FITLayout Framework Manual

Radek Burget
burgetr@fit.vutbr.cz

Table of Contents

Introduction

FITLayout is an extensible web page segmentation and analysis framework written in Java. It defines a generic Java API for representing a rendered web page and its division to visual areas and their further analysis. It also provides a base for implementing page segmentation algorithms with a common application interface. The framework includes tools for post-processing the segmentation result by different text or visual classification methods. It also provides tools for controlling the segmentation process and examining the segmentation results through a graphical user interface.

Architecture of the Framework

FITLayout operates on a rendered page represented by a box tree. The box tree is obtained by rendering the page and calculating the positions, fonts, colors and other visual features of the indivudual pieces of contents (boxes). The box tree represents an input of the page segmentation algorithms.

Page segmentation is the main task implemented in FITLayout. It analyzes the input boxtree and produces a tree of visual areas that correspond to the detected visual blocks in the page. The created visual area tree may be further processed by area tree operators that represent independent post-processing steps of the segmentation. These steps may change the organization of the resulting tree of visual areas, e.g. group several nodes to new areas, etc.

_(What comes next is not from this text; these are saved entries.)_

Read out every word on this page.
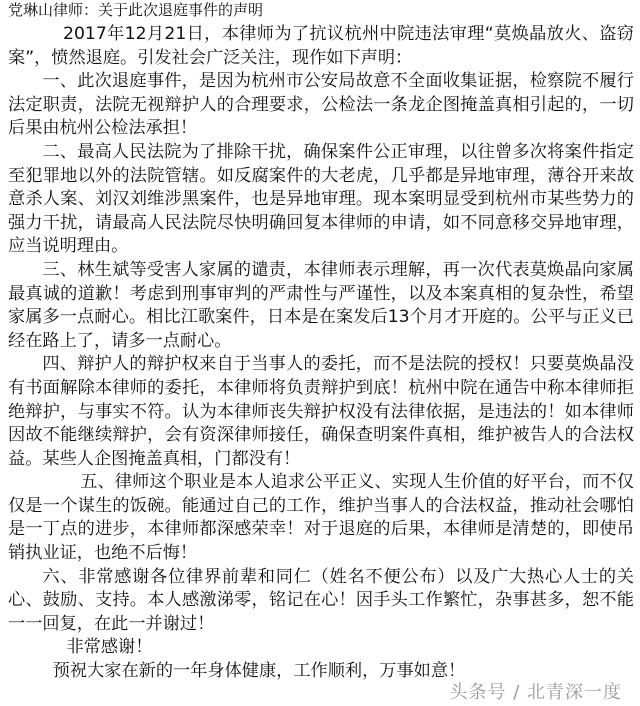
党琳山律师：关于此次退庭事件的声明

2017年12月21日，本律师为了抗议杭州中院违法审理“莫焕晶放火、盗窃案”，愤然退庭。引发社会广泛关注，现作如下声明：

一、此次退庭事件，是因为杭州市公安局故意不全面收集证据，检察院不履行法定职责，法院无视辩护人的合理要求，公检法一条龙企图掩盖真相引起的，一切后果由杭州公检法承担！

二、最高人民法院为了排除干扰，确保案件公正审理，以往曾多次将案件指定至犯罪地以外的法院管辖。如反腐案件的大老虎，几乎都是异地审理，薄谷开来故意杀人案、刘汉刘维涉黑案件，也是异地审理。现本案明显受到杭州市某些势力的强力干扰，请最高人民法院尽快明确回复本律师的申请，如不同意移交异地审理，应当说明理由。

三、林生斌等受害人家属的谴责，本律师表示理解，再一次代表莫焕晶向家属最真诚的道歉！考虑到刑事审判的严肃性与严谨性，以及本案真相的复杂性，希望家属多一点耐心。相比江歌案件，日本是在案发后13个月才开庭的。公平与正义已经在路上了，请多一点耐心。

四、辩护人的辩护权来自于当事人的委托，而不是法院的授权！只要莫焕晶没有书面解除本律师的委托，本律师将负责辩护到底！杭州中院在通告中称本律师拒绝辩护，与事实不符。认为本律师丧失辩护权没有法律依据，是违法的！如本律师因故不能继续辩护，会有资深律师接任，确保查明案件真相，维护被告人的合法权益。某些人企图掩盖真相，门都没有！

五、律师这个职业是本人追求公平正义、实现人生价值的好平台，而不仅仅是一个谋生的饭碗。能通过自己的工作，维护当事人的合法权益，推动社会哪怕是一丁点的进步，本律师都深感荣幸！对于退庭的后果，本律师是清楚的，即使吊销执业证，也绝不后悔！

六、非常感谢各位律界前辈和同仁（姓名不便公布）以及广大热心人士的关心、鼓励、支持。本人感激涕零，铭记在心！因手头工作繁忙，杂事甚多，恕不能一一回复，在此一并谢过！

非常感谢！

预祝大家在新的一年身体健康，工作顺利，万事如意！

头条号 / 北青深一度
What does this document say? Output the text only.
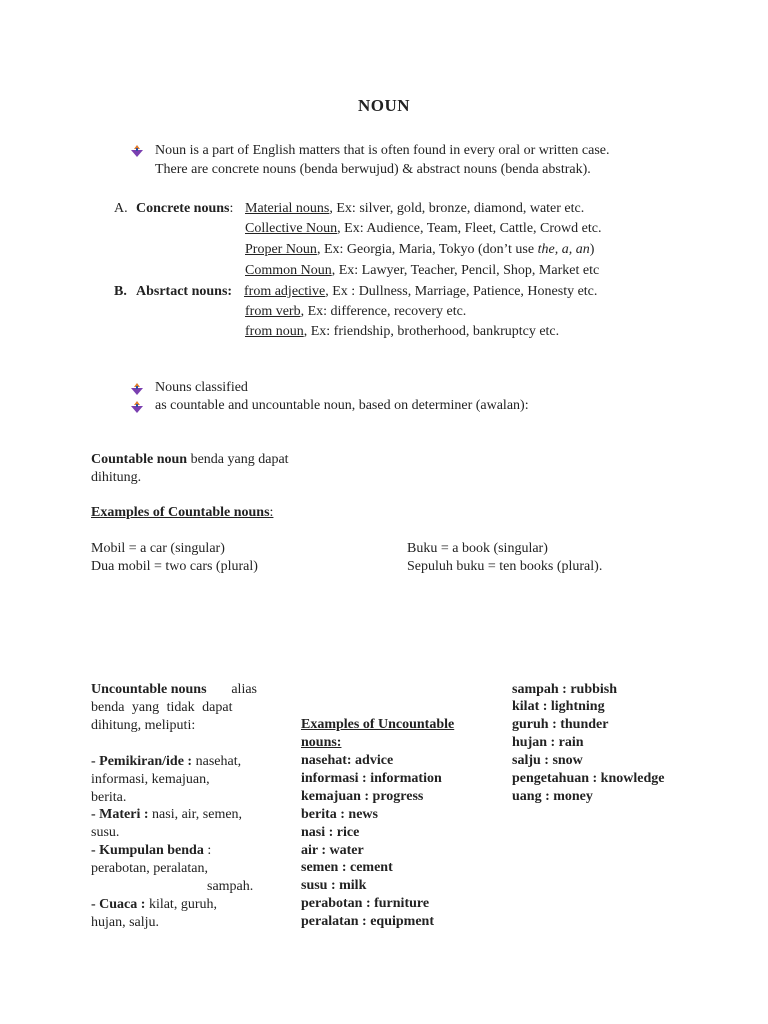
NOUN
Noun is a part of English matters that is often found in every oral or written case.
There are concrete nouns (benda berwujud) & abstract nouns (benda abstrak).
A. Concrete nouns: Material nouns, Ex: silver, gold, bronze, diamond, water etc.
Collective Noun, Ex: Audience, Team, Fleet, Cattle, Crowd etc.
Proper Noun, Ex: Georgia, Maria, Tokyo (don’t use the, a, an)
Common Noun, Ex: Lawyer, Teacher, Pencil, Shop, Market etc
B. Absrtact nouns: from adjective, Ex : Dullness, Marriage, Patience, Honesty etc.
from verb, Ex: difference, recovery etc.
from noun, Ex: friendship, brotherhood, bankruptcy etc.
Nouns classified
as countable and uncountable noun, based on determiner (awalan):
Countable noun benda yang dapat
dihitung.
Examples of Countable nouns:
Mobil = a car (singular)
Dua mobil = two cars (plural)
Buku = a book (singular)
Sepuluh buku = ten books (plural).
Uncountable nouns alias
benda yang tidak dapat
dihitung, meliputi:
- Pemikiran/ide : nasehat,
informasi, kemajuan,
berita.
- Materi : nasi, air, semen,
susu.
- Kumpulan benda :
perabotan, peralatan,
sampah.
- Cuaca : kilat, guruh,
hujan, salju.
Examples of Uncountable
nouns:
nasehat: advice
informasi : information
kemajuan : progress
berita : news
nasi : rice
air : water
semen : cement
susu : milk
perabotan : furniture
peralatan : equipment
sampah : rubbish
kilat : lightning
guruh : thunder
hujan : rain
salju : snow
pengetahuan : knowledge
uang : money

The process of page rendering and segmentation may be controlled using a provided set of tools. These tools include a visual browser with a graphical user interface that can be used for configuring and executing the individual tasks. Moreover a scriptable processor is provided that allows to use JavaScript for running the tasks in batch mode.

Modules

The FitLayout framework consists of the following basic modules:

There exist some more additional modules that will be described later.

The API (cssbox-api) module provides a shared API common for all the remaining modules. It provides the following basic Java packages:

The details about the individual available interfaces are given in the appropriate sections below.

Services

The FITLayout architecture is easily extensible by creating new plugins providing new functionality such as new box tree sources (document renderers), segmentation algorithms, area tree post-processing operators or GUI extensions. The plugins use the standard Java Extensible applications framework.

The following types of services are recognized:

Each service is identified by its unique identifier obtained using its getId() method. All the services may accept some input parametres. They implement a ParametrizedOperation interface that allows to get the information about the required input parametres (their names and types) and to assign the values to them.

For accessing the services, FITLayout provides a simple ServiceManager that provides static methods for locating the services of the given types.

Box Tree

The whole rendered page is represented using a Page object. Its getRoot() method obtains a root node of the box tree that represents the page contents. The nodes of the box tree are formed by the Box objects that represent the individual rendered boxes. Each box has a fixed position in the rendered page obtained using the getBounds() method and some more visual properties such as font size, colors, etc. The related methods are defined by a shared ContentRect interface.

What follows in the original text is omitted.